Et cela nous inquiète…
Nous sommes, en France, dans le pays le plus inquiet concernant les sujets scientifiques. Pourtant, on était un des pays les plus optimistes à cet égard au début du XX e siècle. Il y avait Jules Verne, le palais de la Découverte. La science était un sujet d'enthousiasme. Or, cela a complètement changé. Je ne sais pas l'expliquer. Il y a une inquiétude presque idéologique. L'idéologie de la science s'est transformée en idéologie de l'inquiétude. Regardez la manière dont on utilise le mot "chimie". En mal. Or notre cerveau, notre genou, ce bout de papier, c'est de la chimie. Sans chimie, il n'y aurait pas de bio. On oppose "bio" à "chimie", comme si "bio" voulait dire "sans chimie". Or le bio, c'est de la chimie! Cette méfiance est une particularité française. En Allemagne, en Amérique, il y a des littératures de l'inquiétude, mais elles n'ont pas cette résonance populaire qui existe en France. Peut-être est-ce aussi le signe que la bascule du nouveau monde est en train d'arriver ici, alors forcément les gens sont un peu plus inquiets qu'ailleurs…

«Petite Poucette a trouvé le sens réel du mot 'maintenant'. Elle peut dire : 'main-tenant, tenant en main le monde'.»

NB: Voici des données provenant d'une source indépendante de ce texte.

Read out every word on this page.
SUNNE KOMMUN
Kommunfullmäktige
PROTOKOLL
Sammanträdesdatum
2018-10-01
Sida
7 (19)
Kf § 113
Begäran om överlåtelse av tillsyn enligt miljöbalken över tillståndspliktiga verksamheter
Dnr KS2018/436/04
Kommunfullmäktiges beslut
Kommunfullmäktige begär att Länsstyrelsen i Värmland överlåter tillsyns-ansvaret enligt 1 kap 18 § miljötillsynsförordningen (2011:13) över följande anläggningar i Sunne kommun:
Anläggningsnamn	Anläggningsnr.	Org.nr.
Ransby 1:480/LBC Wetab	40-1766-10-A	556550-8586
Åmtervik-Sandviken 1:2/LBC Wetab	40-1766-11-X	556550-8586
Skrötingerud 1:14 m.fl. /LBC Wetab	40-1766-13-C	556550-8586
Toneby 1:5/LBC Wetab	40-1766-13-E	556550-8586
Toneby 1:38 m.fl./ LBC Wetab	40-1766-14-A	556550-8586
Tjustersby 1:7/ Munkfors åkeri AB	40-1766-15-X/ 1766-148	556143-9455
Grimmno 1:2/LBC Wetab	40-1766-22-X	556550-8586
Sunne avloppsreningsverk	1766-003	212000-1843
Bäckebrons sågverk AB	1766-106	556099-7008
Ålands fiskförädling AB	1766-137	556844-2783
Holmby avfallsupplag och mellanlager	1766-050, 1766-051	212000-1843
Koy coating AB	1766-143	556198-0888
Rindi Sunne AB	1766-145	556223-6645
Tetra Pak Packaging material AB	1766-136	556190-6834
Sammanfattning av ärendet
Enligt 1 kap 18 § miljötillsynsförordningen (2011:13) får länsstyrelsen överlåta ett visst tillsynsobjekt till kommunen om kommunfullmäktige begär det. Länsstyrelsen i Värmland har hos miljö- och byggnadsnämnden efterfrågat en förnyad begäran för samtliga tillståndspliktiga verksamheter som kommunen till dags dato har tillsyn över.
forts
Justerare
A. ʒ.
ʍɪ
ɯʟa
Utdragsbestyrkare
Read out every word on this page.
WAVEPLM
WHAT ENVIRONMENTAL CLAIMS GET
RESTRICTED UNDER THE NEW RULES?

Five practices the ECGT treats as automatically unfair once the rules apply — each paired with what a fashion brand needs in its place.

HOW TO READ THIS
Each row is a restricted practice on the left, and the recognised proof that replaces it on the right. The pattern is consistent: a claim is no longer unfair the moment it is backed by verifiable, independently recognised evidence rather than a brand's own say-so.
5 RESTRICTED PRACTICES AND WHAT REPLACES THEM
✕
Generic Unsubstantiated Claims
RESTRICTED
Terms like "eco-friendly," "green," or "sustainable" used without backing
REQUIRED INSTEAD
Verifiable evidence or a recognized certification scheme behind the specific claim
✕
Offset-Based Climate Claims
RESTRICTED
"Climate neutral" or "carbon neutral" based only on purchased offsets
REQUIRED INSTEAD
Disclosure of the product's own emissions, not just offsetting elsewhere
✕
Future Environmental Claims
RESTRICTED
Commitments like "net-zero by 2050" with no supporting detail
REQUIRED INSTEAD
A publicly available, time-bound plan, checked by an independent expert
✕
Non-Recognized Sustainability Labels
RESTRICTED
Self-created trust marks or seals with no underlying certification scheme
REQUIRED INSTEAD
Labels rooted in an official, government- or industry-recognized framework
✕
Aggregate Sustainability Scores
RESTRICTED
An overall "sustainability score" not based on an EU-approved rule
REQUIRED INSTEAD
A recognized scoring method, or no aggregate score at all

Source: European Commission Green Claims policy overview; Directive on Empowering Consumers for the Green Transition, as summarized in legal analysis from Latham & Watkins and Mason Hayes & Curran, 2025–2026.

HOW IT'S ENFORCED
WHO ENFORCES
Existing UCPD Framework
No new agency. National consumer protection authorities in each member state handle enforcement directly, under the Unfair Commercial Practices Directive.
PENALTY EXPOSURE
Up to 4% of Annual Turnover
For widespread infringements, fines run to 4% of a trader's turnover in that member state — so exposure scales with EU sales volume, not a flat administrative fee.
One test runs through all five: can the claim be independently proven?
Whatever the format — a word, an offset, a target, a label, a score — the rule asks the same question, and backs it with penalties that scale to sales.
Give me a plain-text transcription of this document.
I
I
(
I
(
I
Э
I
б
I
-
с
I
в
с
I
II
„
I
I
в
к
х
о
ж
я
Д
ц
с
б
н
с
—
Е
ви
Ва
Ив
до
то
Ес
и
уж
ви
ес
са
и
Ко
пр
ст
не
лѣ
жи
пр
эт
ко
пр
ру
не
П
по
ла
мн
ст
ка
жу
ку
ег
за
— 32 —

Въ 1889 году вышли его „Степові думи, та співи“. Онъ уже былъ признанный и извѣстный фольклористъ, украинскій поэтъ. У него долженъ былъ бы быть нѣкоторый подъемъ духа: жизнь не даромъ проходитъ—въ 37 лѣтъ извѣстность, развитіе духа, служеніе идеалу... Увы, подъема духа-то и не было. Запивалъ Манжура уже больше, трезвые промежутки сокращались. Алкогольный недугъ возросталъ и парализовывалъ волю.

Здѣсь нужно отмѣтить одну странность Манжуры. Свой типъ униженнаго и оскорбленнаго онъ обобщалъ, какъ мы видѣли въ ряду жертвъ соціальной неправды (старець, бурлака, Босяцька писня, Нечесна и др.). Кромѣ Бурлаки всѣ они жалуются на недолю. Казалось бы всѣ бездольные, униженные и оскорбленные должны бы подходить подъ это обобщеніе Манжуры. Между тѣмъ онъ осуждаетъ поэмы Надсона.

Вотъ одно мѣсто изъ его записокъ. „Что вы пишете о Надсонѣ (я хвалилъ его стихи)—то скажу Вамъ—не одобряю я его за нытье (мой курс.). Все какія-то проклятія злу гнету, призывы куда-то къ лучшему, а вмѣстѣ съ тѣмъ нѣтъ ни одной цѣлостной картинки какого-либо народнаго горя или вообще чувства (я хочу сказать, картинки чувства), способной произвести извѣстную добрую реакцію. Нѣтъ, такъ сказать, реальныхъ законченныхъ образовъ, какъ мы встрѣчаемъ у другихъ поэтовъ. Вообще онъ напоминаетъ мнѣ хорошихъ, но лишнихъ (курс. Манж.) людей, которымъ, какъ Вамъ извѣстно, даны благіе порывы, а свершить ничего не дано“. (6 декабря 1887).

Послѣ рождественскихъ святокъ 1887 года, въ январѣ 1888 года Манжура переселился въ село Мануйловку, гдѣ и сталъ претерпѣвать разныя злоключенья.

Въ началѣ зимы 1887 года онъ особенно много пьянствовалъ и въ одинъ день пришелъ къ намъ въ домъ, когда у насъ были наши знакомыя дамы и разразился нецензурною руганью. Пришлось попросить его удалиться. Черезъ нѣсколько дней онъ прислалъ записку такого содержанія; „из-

Y a-t-il eu auparavant des moments d'inquiétude aussi forte qu'aujourd'hui?
Oui, bien sûr. Dans Petite Poucette , j'en décris deux autres, qui correspondent aux deux précédentes révolutions de l'humanité. La première se situe quand on est passé du stade oral au stade écrit. La deuxième, quand on est passé du stade écrit au stade imprimé. Maintenant, dans la troisième révolution, on bascule du stade imprimé au stade numérique. À chacune de ces trois révolutions correspondent les mêmes inquiétudes… À la première, Socrate fulminait contre l'écrit en disant que seul l'oral était vivant! Au moment de l'imprimerie, il y a des gens qui disaient que cette horrible masse de livres allait ramener la barbarie. Ils affirmaient d'ailleurs que personne ne pourrait jamais lire tous les livres, ce en quoi ils avaient raison. Il est donc naturel de retrouver les mêmes angoisses au moment d'une révolution qui est encore plus forte que les deux précédentes.

Pourquoi plus forte?
Un de mes amis a fait un livre sur les "neurones de la lecture". On a repéré les neurones exacts qui sont excités quand on lit quelque chose. On s'aperçoit aujourd'hui que les neurones excités par le numérique, devant un ordinateur, ne sont pas les mêmes! Ce n'est pas seulement le monde, ce sont aussi nos têtes qui changent…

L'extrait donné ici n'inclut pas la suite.